Many of us remember the headlines when the human genome was sequenced for the first time in 2001. This was supposed to unlock the secrets of human biology and lead to a flood of new medicines to treat all manner of diseases. However, a new challenge emerged. How would researchers integrate and interpret the explosion of scientific data and information? How could these vast data sets be turned into an advantage for more efficient drug discovery? This remains an open challenge. Bioengineers have a central role in this mission.
Will “Big Data” approaches which use algorithms or machine learning tools to make sense of vast databases of scientific or clinical data speed up drug discovery and development? Large pharmaceutical companies are already mining their historic data to uncover new insights into biology and disease.
New players such as the UK’s own Deep Mind (acquired in 2014 by Google) and enterprising start-ups such as BenevolentBio are pioneering computational methods which should lead to better diagnostics and therapeutics. We already know that Big Data is boosting our ability to identify protein targets for important diseases. The UK’s 100,000 genomes project has the potential to reveal hitherto unmapped links between genetics and disease.
But Big Data does not remove the need for pharmaceutical sciences. We have known the identity of the key genes responsible for Huntingdon’s disease and cystic fibrosis for over 20 years. Yet the task of developing molecules that tackle rogue proteins in a therapeutically beneficial way has proven extremely difficult.
At CN Bio Innovations, we’re aiming to provide pharma and biotech companies with another piece of the puzzle needed to improve the drug discovery process. Our engineers have developed a smartphone sized organ-on-a-chip device for drug discovery testing. It is an array of tiny microfluidic devices which contain small numbers of human cells. These can recreate the function of the entire organ.
Why is this type of tool important? When trying to predict if a new medicine will work, being able to model complex biological phenomenon such as circadian variations in hormone levels gives you a real advantage. This is because hormone levels can alter the effectiveness of some cancer treatments. And that is just one example of why using real human cells is a better way to test and choose successful drug candidates.
Our organ-on-a-chip technology also generates large amounts of high quality, human relevant, well curated biological data – biological “Big Data”. The potential for Organ-on-a-Chip technologies to disrupt the multi-billion dollar per year animal testing industry is significant.

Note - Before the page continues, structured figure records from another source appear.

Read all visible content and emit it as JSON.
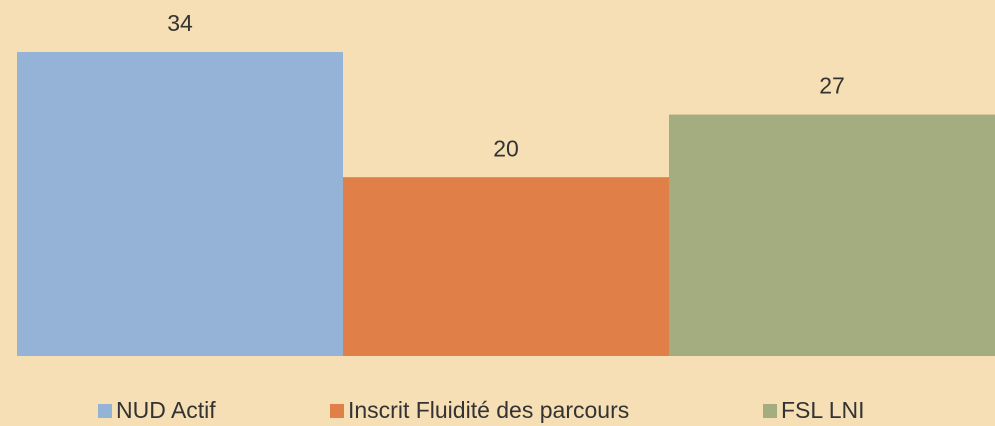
{
  "chart_data": {
    "type": "bar",
    "series": [
      {
        "name": "NUD Actif",
        "color": "#95b3d7",
        "values": [
          34
        ]
      },
      {
        "name": "Inscrit Fluidité des parcours",
        "color": "#e07f47",
        "values": [
          20
        ]
      },
      {
        "name": "FSL LNI",
        "color": "#a3ad80",
        "values": [
          27
        ]
      }
    ]
  }
}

I believe that there are more lifesaving drugs, just like sofosbuvir, waiting on the shelves of every major pharmaceutical company. And soon the practice of testing new medicines on animals such as mice could become obsolete. Instead an organ-on-a-chip testing process will provide detailed and enormously useful intelligence about how a new drug interacts with actual human cells and tissues. This will allow us to automate and speed up the essential process of discovering new medicines. I and my team are a small part of a much a wider community of scientists dedicated to ensuring that this happens as soon as possible.